Product Of Its Time.
While there are many dead giveaways of the series’ mid-1990s origins (early CGI effects work, bulky CRT TV monitors everywhere, dated hairstyles, cinematography, etc), the stories are still very solid, and arguably have more relevance today (post 9/11, the Afghani/Iraqi wars) than they ever did in the mid-1990s.
SAAB also featured a few surprising guest stars in that single season as well. “Full Metal Jacket”‘s memorable drill sergeant, the late R. Lee Ermy, homages that very role as a loudly barking Marine Corps instructor in the pilot.
The episode “R & R”, which takes place aboard a pleasure palace space station called “Bacchus”(a Las Vegas in Space) also featured rapper Coolio, as well as “X-Files” star David Duchovny (I see what you did there, Fox…). The episode is a rare break from the war, yet still manages to work in a subplot about the dangers of drug addiction, a condition which in-vitros like Cooper are especially susceptible. To the show’s credit, the message isn’t delivered in some typically cloying, condescending “just say no”-way, either (take that, “Diff’rent Strokes”).
While not a big name guest star per se, actor Steve Rankin has a very memorable guest starring role as the angry, hostile, less-than-forthcoming Lt. Colonel Raymond Thomas Butts in the appropriately (and somewhat unfortunately) titled episode, “Ray Butts.” A rare one-man show where the series regulars are taken along for the ride (literally) like guest stars in their own series. This is not to disparage the series’ regulars, but Rankin is so nasty and memorable in the role that he pulls the rug out from under everybody. His character gets a glorious sendoff as he’s swallowed up by a quantum singularity while playing Johnny Cash’s “I Walk The Line” in his cockpit.

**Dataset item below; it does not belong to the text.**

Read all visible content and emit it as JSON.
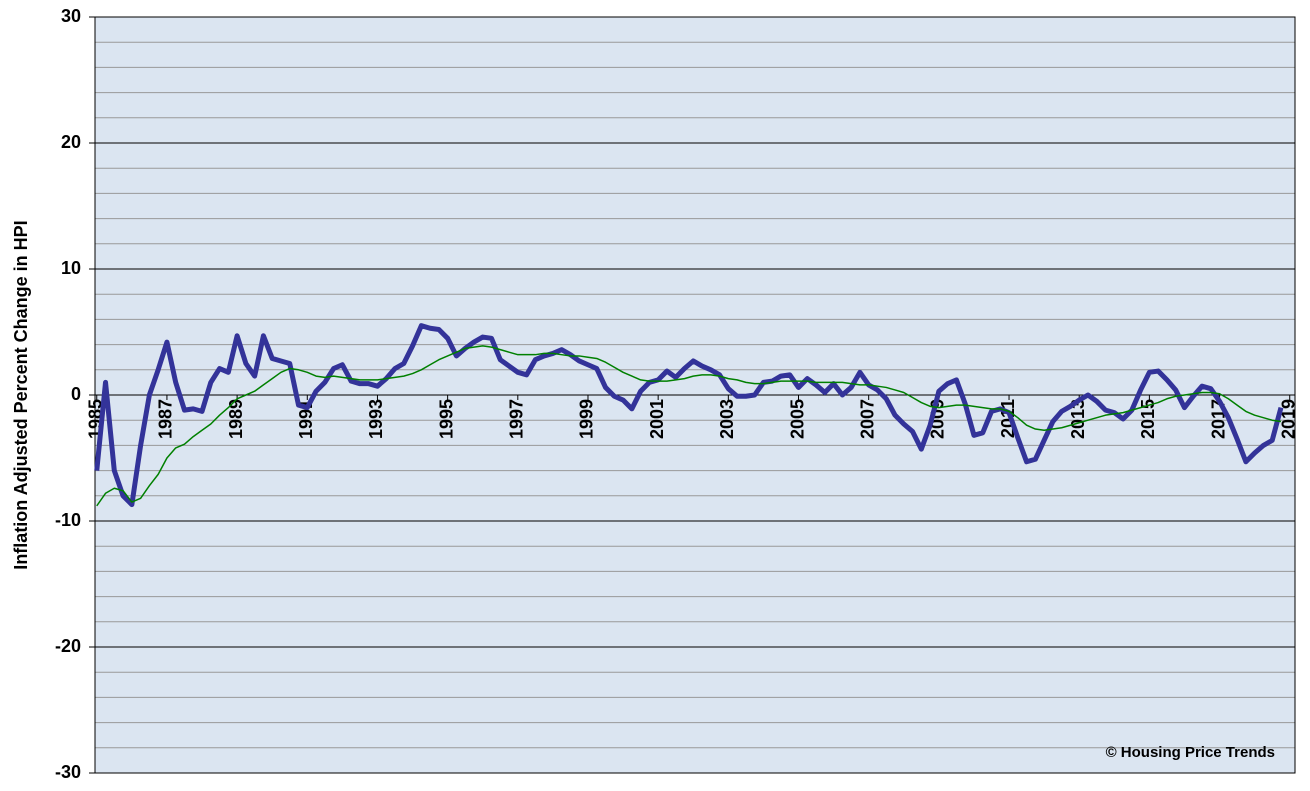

SAAB will probably never see a future Blu Ray release, since its CGI effects (while quite advanced for 1995) were rendered entirely in standard definition format, and would have to be entirely remade for a 1080p or 4K release. The cost alone would be very prohibitive, especially for such a relatively (and undeservedly) obscure TV series. A genuine shame… this series truly deserves better, especially with its 25th anniversary approaching. However, the DVD set is readily available on Amazon or eBay. A good story is a good story… whether you read it as an e-book, paperback or collector’s hardback, right?
With the current and apparently ceaseless barrage of remakes, reboots and resurrections, this is one space franchise that deserves a second look, or perhaps a sequel miniseries set in the same universe. I could easily imagine surviving Wild Cards Nathan West and Hawkes Cooper commanding a new group of recruits, with their past traumas informing their current judgments, much as we saw with their own commanding officer, Col. McQueen.
With ongoing (and seemingly never-ending) wars in the Middle East and future conflicts always looming, perhaps we civilians need a healthy reality check, even in our science fiction, to remind us of the cost.